Der Hauptgrund scheint darin zu liegen, dass manche die Bibel in einem begrenzten Sinn verwenden, nämlich ausschließlich als ein Lehrbuch für die persönliche Errettung. Viele meinen anscheinend, das einzige Thema der Bibel sei die persönliche Beziehung des Menschen zu Gott. Natürlich ist dies eines der zentralen Themen, und wir danken Gott für die wunderbare Errettung, ohne die wir als Christen hoffnungslos verzweifeln müssten. Aber das ist nicht das einzige Thema der Heiligen Schrift. Wir können vielmehr sagen, dass die Schrift die Frage der persönlichen Errettung in einen größeren Zusammenhang stellt. Letztlich betrifft die Hauptbotschaft der Schrift den Zustand der gesamten Welt und ihre Bestimmung; und du und ich sind als Einzelwesen ein Teil dieses größeren Ganzen. Darum beginnt sie mit der Erschaffung der Welt und nicht mit der des Menschen. Das Problem ist, dass wir dazu tendieren, uns ausschließlich mit unseren eigenen persönlichen Problemen zu befassen, während die Bibel viel weiter zurückgeht: Sie stellt jedes Problem in den Kontext dieser Weltsicht.

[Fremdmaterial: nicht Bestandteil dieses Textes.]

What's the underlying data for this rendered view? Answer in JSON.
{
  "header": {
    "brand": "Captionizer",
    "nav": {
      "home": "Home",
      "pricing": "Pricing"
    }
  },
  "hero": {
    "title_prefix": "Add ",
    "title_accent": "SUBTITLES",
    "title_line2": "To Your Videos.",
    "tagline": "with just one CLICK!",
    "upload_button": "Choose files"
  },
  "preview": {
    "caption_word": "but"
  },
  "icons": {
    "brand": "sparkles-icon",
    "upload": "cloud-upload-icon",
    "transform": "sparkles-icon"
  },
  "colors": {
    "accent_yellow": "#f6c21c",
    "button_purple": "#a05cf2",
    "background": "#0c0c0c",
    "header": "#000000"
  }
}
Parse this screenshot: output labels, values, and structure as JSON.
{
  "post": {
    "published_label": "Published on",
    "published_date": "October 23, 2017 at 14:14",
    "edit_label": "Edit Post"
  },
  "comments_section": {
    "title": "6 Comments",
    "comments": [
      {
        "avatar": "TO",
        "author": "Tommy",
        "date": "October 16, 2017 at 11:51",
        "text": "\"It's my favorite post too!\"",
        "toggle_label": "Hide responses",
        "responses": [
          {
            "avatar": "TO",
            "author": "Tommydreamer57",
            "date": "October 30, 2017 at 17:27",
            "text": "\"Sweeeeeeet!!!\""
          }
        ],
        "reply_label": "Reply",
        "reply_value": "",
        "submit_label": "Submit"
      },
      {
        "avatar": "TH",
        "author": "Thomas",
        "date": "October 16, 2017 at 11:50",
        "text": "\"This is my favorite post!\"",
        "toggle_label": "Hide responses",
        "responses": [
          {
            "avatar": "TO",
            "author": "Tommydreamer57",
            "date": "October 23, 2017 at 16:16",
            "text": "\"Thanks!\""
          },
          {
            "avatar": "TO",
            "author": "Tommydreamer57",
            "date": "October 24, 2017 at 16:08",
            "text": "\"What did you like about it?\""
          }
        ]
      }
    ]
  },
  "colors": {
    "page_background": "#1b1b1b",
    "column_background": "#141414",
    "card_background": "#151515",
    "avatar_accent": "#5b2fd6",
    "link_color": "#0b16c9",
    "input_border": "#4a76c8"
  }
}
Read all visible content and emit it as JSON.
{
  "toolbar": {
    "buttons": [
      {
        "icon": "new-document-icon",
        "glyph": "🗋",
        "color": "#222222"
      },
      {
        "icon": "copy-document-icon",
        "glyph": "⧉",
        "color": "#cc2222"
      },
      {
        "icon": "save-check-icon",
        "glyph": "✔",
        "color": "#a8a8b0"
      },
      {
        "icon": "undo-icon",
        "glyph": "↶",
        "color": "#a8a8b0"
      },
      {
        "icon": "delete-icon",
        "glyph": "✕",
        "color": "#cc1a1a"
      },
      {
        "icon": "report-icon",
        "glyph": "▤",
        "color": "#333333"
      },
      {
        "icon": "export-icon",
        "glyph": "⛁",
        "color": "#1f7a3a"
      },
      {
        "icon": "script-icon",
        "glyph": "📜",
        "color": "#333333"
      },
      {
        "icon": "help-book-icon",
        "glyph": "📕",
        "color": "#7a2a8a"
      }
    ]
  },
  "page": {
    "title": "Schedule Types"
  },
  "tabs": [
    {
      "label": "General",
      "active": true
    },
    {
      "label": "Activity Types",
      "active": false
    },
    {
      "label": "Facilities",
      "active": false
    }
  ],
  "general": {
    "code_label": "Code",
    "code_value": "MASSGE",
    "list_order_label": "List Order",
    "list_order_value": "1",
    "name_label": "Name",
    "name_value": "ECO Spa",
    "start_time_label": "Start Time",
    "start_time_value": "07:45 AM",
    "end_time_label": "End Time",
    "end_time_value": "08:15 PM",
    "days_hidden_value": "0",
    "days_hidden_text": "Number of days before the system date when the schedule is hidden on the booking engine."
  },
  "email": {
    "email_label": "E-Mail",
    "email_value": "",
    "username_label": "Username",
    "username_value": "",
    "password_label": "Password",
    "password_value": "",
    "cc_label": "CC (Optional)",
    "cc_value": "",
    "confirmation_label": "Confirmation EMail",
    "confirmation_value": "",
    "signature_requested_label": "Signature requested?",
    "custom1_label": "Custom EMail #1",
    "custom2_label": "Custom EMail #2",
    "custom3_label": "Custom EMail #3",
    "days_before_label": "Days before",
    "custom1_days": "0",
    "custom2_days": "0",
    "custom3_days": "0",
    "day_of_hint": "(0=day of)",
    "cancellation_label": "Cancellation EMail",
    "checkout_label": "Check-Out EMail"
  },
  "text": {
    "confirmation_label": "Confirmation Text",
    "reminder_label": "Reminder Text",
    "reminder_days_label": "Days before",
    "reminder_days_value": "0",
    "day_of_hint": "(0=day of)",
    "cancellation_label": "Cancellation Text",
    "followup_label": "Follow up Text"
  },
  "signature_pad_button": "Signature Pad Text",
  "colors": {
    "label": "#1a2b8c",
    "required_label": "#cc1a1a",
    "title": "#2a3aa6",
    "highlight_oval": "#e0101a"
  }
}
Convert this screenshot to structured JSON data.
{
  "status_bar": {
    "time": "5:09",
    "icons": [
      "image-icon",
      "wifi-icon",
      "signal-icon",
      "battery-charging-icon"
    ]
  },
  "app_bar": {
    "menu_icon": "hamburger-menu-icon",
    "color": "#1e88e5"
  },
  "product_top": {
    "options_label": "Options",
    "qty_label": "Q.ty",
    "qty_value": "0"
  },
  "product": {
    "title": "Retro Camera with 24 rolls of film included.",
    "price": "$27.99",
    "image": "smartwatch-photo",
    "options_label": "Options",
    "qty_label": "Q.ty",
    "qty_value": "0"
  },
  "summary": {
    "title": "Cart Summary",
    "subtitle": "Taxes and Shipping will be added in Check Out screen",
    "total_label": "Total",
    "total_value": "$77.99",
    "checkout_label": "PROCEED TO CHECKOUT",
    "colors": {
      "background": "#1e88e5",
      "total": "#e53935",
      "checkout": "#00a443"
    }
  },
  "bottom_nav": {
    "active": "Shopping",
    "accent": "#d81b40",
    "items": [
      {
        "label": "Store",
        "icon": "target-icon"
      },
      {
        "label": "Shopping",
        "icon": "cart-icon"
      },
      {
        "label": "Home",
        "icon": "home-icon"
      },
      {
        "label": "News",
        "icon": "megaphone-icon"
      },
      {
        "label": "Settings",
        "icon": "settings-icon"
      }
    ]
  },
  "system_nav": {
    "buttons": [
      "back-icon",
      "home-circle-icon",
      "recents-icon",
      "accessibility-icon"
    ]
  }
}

Wenn wir nicht begreifen, dass die Bibel eine bestimmte Weltsicht hat, dann ist es nicht verwunderlich, dass uns die Welt in ihrem derzeitigen Zustand zur Verzweiflung bringt. Wenn wir jedoch die Bibel als Ganzes durchlesen und ihre Botschaft zur Kenntnis nehmen, anstatt nur gelegentlich einen Psalm oder die Bergpredigt oder das Johannesevangelium herauszupicken, dann werden wir entdecken, dass sie eine tiefgründige Geschichtsphilosophie und eine unverwechselbare Weltsicht beinhaltet.

Die Bibel ermöglicht es uns zu verstehen, was heute geschieht, und dass alles, was sich in der Geschichte ereignet, seinen Platz im göttlichen Plan hat. Die große und edle Lehre der Heiligen Schrift befasst sich mit der ganzen Frage der Welt und ihres Schicksals.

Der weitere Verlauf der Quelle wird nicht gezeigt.